Die Wiener WissenschafterInnen haben gemeinsam mit einem internationalen Team aus Australien, England, Irland, Schweden und den USA in einer Pflanze aus der Familie der Kaffeegewächse ein Peptid beschrieben, das Ähnlichkeit mit dem menschlichen Neuropeptidhormon Oxytocin aufweist, und an dessen Rezeptor bindet. Das könnte in weiterer Folge zur Entwicklung neuer Wirkstoffe führen.  

Cyclotide wurden ursprünglich als Inhaltsstoffe pflanzlicher Heilmittel entdeckt, die in der traditionellen Medizin bei afrikanischen Völkern zur Geburtseinleitung und zur Vermeidung von Komplikationen danach eingesetzt werden.
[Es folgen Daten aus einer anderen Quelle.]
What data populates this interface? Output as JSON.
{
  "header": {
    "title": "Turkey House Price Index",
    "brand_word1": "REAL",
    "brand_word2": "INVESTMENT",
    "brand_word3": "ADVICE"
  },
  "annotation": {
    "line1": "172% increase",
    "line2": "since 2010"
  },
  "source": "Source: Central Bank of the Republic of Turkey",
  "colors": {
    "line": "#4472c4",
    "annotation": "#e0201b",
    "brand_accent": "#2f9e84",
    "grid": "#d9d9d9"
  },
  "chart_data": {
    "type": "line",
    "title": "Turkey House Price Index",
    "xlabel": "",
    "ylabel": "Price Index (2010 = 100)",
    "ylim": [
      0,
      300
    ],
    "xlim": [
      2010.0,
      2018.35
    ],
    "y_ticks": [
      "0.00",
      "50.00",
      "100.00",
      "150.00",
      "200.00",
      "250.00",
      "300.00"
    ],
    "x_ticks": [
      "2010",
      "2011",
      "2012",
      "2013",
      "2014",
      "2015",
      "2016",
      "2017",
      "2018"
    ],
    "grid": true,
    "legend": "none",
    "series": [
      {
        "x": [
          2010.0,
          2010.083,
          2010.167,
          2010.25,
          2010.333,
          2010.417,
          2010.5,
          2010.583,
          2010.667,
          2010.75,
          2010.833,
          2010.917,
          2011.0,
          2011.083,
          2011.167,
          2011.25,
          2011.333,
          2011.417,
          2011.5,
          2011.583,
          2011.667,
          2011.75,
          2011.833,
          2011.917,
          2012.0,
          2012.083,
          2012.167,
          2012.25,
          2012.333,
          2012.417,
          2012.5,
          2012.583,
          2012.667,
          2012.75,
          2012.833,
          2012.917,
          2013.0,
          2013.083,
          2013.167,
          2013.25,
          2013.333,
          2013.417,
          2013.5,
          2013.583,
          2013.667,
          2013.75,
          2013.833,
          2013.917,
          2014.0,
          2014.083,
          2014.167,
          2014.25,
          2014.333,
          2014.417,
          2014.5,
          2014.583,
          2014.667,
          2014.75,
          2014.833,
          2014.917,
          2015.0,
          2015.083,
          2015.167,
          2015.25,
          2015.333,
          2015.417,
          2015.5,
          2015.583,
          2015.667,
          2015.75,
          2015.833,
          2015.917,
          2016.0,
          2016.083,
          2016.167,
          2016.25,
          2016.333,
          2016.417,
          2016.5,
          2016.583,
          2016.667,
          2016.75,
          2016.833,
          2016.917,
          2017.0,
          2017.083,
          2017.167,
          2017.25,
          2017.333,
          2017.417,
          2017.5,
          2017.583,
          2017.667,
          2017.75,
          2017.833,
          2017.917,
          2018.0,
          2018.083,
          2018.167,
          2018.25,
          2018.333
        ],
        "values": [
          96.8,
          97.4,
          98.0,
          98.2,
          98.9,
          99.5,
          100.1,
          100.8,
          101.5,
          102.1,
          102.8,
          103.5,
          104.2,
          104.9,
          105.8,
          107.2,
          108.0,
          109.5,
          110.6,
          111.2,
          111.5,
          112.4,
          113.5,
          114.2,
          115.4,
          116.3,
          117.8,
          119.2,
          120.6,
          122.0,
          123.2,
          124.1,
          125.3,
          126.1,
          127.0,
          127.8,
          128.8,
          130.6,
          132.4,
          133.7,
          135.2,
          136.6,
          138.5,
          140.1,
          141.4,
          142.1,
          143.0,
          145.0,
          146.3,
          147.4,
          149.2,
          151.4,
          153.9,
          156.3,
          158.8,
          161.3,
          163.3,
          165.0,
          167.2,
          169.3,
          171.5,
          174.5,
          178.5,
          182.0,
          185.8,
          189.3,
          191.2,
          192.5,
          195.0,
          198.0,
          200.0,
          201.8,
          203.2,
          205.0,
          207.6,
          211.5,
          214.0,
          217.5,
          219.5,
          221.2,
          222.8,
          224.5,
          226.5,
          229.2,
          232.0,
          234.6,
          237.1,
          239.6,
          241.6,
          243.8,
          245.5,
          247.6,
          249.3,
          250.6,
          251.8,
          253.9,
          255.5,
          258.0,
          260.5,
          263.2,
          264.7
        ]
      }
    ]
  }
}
Die Pflanzen werden als Tee („kalata-kalata“) zubereitet, um bei oraler Anwendung den Geburtsvorgang zu erleichtern und zu beschleunigen. „Bis heute war aber unklar, ob es für diese Peptide einen bestimmten Rezeptor gibt, um eine Gebärmutterkontraktion auszulösen“, erklärt Gruber. „Wir haben jetzt ein Peptid gefunden, Kalata B7, das nicht nur isolierte Uterusmuskelzellen kontrahieren kann, sondern auch an zwei Rezeptoren, dem Oxytocin- und Vasopressin-1a Rezeptor, bindet und deren Wirkung reguliert.“

Mittels modernster Analytikmethoden wurde nachgewiesen, dass die Pflanzenpeptide eine dem menschlichen Oxytocin ähnliche Struktur besitzen. Oxytocin ist als „Glückshormon“ bekannt – es hat nicht nur eine wichtige Bedeutung beim Geburtsprozess, sondern beeinflusst auch die Bindung zwischen Mutter und Kind, und ganz allgemein zwischenmenschliches Verhalten.

Die Studie wurde jetzt in PNAS publiziert und vom Nobelpreisträger für Chemie 2012, dem amerikanischen Pharmakologen Robert Lefkowitz von der Duke University in Durham, editiert.

Aufbau einer „Peptid-Bibliothek“ für die Entwicklung von Wirkstoffen
Gruber: „Damit ist ein ganz wichtiger Schritt getan: Wir konnten den Mechanismus für ein bestimmtes Peptid in dieser einen Pflanze zeigen. Basierend auf dessen natürlichem Bauplan haben wir dann synthetische Liganden hergestellt, welche bessere pharmakologische Eigenschaften aufweisen.“ Als Liganden bezeichnet man Stoffe, die an einen Rezeptor binden und eine Wirkung in der Zelle ausüben können. Beispielsweise ist Adrenalin ein natürlicher Ligand für Beta-Rezeptoren an Herzmuskelzellen.

„Wir wissen mittlerweile, dass diese zyklischen Peptide eine ernome Aminosäurevielfalt aufweisen, und weit verbreitet im Pflanzenreich vorkommen. Sie wurden mitunter in Veilchen-, Kürbis- und Nachtschattengewächsen, in Hülsenfrüchtlern und sogar in bestimmten Getreidesorten nachgewiesen. Basierend auf unseren Ergebnissen können wir nun Cyclotide aus vielen anderen Pflanzen isolieren und diese Peptid-Bibliothek auf verschiedenen Rezeptoren testen“, erklärt der MedUni Wien-Forscher. Ziel ist es, mit den neuesten chemisch-biologischen Erkenntnissen Liganden für Peptid-Rezeptoren zu entwerfen und als Wirkstoff umzusetzen.

Service: PNAS
„Oxytocic plant cyclotides as templates for peptide G protein-coupled receptor ligand design.” J. Koehbach, M. O’Brien, M. Muttenthaler, M. Miazzo, M. Akcan, A. Elliott, N. Daly, P. Harvey, S. Arrowsmith, S. Gunasekera, T. Smith, S. Wray, U. Göransson, P. Dawson, D. Craik, M. Freissmuth, C. Gruber., (2013) Proceedings of the National Academy of Sciences of the United States of America, 10.1073/pnas.1311183110.